Эдуард был добродетелен, но он был мужчина; он отличался прямотою человека чести и презирал фальшивое благоприличие, коим ее подменяют в свете, где весьма им дорожат. Проведя еще несколько вечеров близ маркизы все в том же восторженном упоении, он почувствовал, что опасность возрастает, что вот-вот он будет побежден, и предпочел погрешить против правил деликатности, нежели против добродетели. Он навестил Лауру.
Увидев его, она вся затрепетала. Он заметил, как она грустна, и вздумал ее развеселить. Ему казалось, что его попытки увенчаются успехом без особых с его стороны усилий. Но добиться этого оказалось не так легко. Ласки его были встречены весьма холодно, все его предложения были отвергнуты, да еще с таким видом, какого нельзя ожидать, когда за притворным отказом скрывается согласие.
Столь удивительный прием не отпугнул Эдуарда. Ужели он должен, словно юнец, почтительно обращаться с девицей такого пошиба? И он решил без стеснения воспользоваться своими правами. Несмотря на слезы, вопли, сопротивление, Лаура очутилась в его власти, но, почувствовав себя побежденной, она отчаянным усилием вырвалась и, отбежав в другой конец комнаты, крикнула дрожащим голосом:
— Убейте, если хотите, но живой я вам не дамся. Никогда!
И жест ее, и взгляд, и тон не оставляли в том никакого сомнения. Эдуард был удивлен до крайности, и это подействовало на него отрезвляюще; он взял Лауру за руку, усадил ее рядом с собою и молча смотрел на нее, холодно ожидая развязки комедии.

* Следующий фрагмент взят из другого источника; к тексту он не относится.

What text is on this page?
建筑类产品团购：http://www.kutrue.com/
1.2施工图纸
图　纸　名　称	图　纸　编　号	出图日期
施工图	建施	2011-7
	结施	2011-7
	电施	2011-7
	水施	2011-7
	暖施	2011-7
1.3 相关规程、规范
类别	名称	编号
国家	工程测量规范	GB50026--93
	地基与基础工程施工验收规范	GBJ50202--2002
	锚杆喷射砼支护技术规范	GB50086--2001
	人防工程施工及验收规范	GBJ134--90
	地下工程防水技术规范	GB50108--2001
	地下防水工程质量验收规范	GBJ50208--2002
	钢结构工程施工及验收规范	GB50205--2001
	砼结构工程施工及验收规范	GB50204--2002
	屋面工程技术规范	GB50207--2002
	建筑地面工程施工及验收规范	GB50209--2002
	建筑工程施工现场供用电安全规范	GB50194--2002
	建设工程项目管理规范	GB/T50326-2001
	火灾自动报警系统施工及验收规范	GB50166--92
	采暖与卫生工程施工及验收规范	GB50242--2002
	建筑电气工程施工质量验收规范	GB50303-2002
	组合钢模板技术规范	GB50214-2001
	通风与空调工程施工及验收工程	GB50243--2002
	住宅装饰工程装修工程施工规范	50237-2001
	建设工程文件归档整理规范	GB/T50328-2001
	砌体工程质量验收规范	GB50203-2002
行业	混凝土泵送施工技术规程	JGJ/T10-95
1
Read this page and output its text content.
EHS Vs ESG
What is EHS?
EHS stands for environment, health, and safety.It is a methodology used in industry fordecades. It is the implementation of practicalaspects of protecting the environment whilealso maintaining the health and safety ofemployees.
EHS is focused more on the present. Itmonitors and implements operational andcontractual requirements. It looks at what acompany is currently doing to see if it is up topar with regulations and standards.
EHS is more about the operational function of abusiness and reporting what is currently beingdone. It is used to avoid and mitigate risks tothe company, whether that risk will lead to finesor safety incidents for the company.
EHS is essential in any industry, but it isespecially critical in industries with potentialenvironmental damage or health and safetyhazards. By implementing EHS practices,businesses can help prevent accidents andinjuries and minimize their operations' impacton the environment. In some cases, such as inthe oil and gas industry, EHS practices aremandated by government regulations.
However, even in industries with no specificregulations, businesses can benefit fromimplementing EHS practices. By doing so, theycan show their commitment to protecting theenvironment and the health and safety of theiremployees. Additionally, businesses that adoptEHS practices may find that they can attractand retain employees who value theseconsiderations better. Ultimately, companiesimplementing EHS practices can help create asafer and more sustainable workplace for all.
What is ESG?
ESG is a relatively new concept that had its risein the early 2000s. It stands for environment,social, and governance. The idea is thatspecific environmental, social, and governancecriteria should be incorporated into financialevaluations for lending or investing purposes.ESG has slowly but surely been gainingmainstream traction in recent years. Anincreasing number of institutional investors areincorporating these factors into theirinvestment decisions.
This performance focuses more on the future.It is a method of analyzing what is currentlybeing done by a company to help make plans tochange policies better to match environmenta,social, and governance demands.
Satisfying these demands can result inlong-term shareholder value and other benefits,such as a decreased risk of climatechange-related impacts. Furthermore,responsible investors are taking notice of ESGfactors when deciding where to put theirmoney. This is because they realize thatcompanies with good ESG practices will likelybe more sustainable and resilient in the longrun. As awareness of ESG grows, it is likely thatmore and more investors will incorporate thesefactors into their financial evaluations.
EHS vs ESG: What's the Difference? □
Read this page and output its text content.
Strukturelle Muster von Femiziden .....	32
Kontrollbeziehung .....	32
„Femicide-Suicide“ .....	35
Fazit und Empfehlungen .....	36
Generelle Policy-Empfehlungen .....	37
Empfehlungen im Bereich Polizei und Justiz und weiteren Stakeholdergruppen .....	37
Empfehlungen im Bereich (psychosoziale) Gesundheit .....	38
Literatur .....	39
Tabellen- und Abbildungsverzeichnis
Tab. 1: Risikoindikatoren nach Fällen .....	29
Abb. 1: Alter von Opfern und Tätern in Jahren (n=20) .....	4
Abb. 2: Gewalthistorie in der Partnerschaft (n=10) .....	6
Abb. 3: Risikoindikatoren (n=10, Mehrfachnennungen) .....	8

Лаура не промолвила ни слова, она сидела, потупив глаза, дышала неровно, сердце ее колотилось, и все в ней изобличало необычайное волнение. Наконец Эдуард, нарушив молчание, спросил, что значит сия странная сцена.
— Разве вы не Лауретта Пизанская? — добавил он. — Может быть, я ошибся?
— Увы, не ошиблись! — воскликнула она дрожащим голосом.
— Вот как! — сказал он с насмешливой улыбкой. — Уж не переменили ли вы свое ремесло?
— Нет, — ответила Лаура. — Я все та же. Из моего положения вырваться невозможно.
Слова эти и выражение, с коим Лаура произнесла их, были столь необычны, что Эдуард подумал, не сошла ли она с ума. Однако он продолжал:
— Так почему же, прелестная Лаура, вы делаете для меня исключение? Скажите, чем я навлек на себя вашу ненависть?
— Ненависть? — воскликнула она с живейшим волнением. — Я ничуть не любила тех, кого принимала, я могу вытерпеть любого, но только не вас!
— Да почему же? Лаура, скажите яснее, я вас не совсем понимаю.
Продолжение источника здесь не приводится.